The Slovenia Times

Friday: D Day for PM Bratušek



The outcome of the vote seems uncertain, as Janković, who founded the party in October 2011 and took it to a victory at the general elections two months later, is still seen by many PS members as the party's father and as someone who would "implement the PS's programme to a greater extent".

Janković had failed to form a government after the surprising election victory in which the PS garnered as much as 28.5% of the vote, conceding to leader of the Democrats (SDS) Janez Janša.

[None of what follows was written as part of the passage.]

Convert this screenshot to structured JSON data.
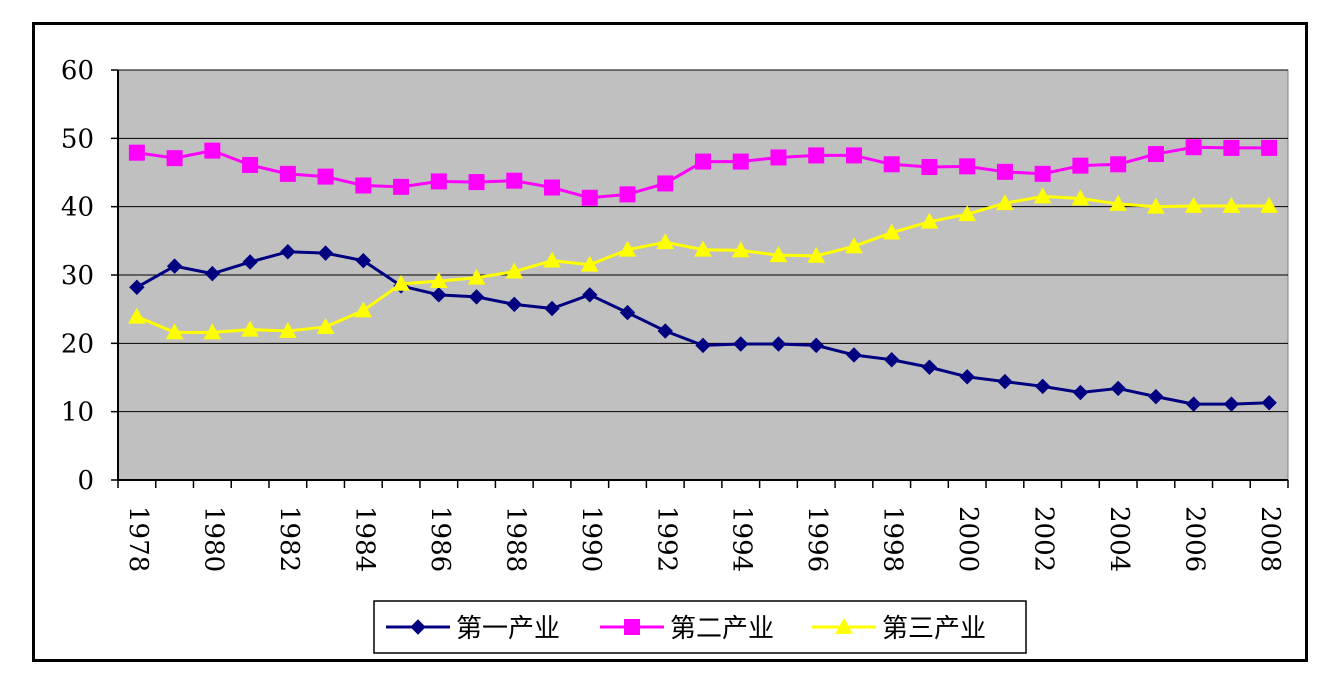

Both were however hit by a damning report of the Corruption Prevention Commission in January 2013.

Following the anti-graft watchdog's reports on assets held by parliamentary parties leaders which established that both Janković and Janša had failed to account for some of their assets, the SDS closed its ranks behind Janša although this meant a gradual collapse of the right-leaning coalition.

Janković meanwhile agreed to the demand of prospective new coalition parties to withdraw from the helm of the party, making room for Alenka Bratušek to take over without being elected at a congress and allowing a new PS-led government to be formed in March 2013 without an early election.

Janković says now that he had accepted "this fantasy game" mostly to put and end to "the fear mongering with the rule of Janez Janša".

Bratušek emerged as prime minister candidate out of relative political obscurity after no agreement was found on a leader of a "technical government".

The PS election congress, meant to secure a full-fledged PS president, was initially announced for October last year, but postponed by the party's leadership to avoid political instability as Janković already announced a comeback attempt then.

Janković's attempt to reclaim PS leadership comes as corruption allegations and investigations against him continue to mount.

The PS has never been able to erase the impression of having two leaders, which has recently also been acknowledged as a problem by Bratušek when some of PS MPs for instance ignored the party's line in the vote on the motion to oust Interior Minister Gregor Virant.

Dismissing warnings that his return could be suicidal for the PS and lead to a collapse of the government, Janković has been maintaining that there are no obstacles to Bratušek continuing to lead the government for the remainder of its term in 2015 even if he becomes PS president.

This possibility has however already been ruled out by Bratušek, as well as by most coalition partners, who maintain they would not want to be part of a ruling coalition with a party run by someone suspected of serious corruption.

A Janković victory would thereby most likely mean the third government collapse in four years and lead to an early election, the second one in a row following the 2011 vote.

While Janković, who is happy with Bratušek as PM while at the same time claiming the government is not doing enough to kick-start the economy, has only written a letter that explains his views, Bratušek has been touring the country in recent days, speaking to PS members, who all have the right to participate in the secret ballot at the congress.

Agreement is said to be wide in the party, which is believed to have around 2,500 members, that the PS had done a lot for the country under Bratušek's leadership, but commentators have noted that Janković's supporters might have simply ignored the meetings with the prime minister.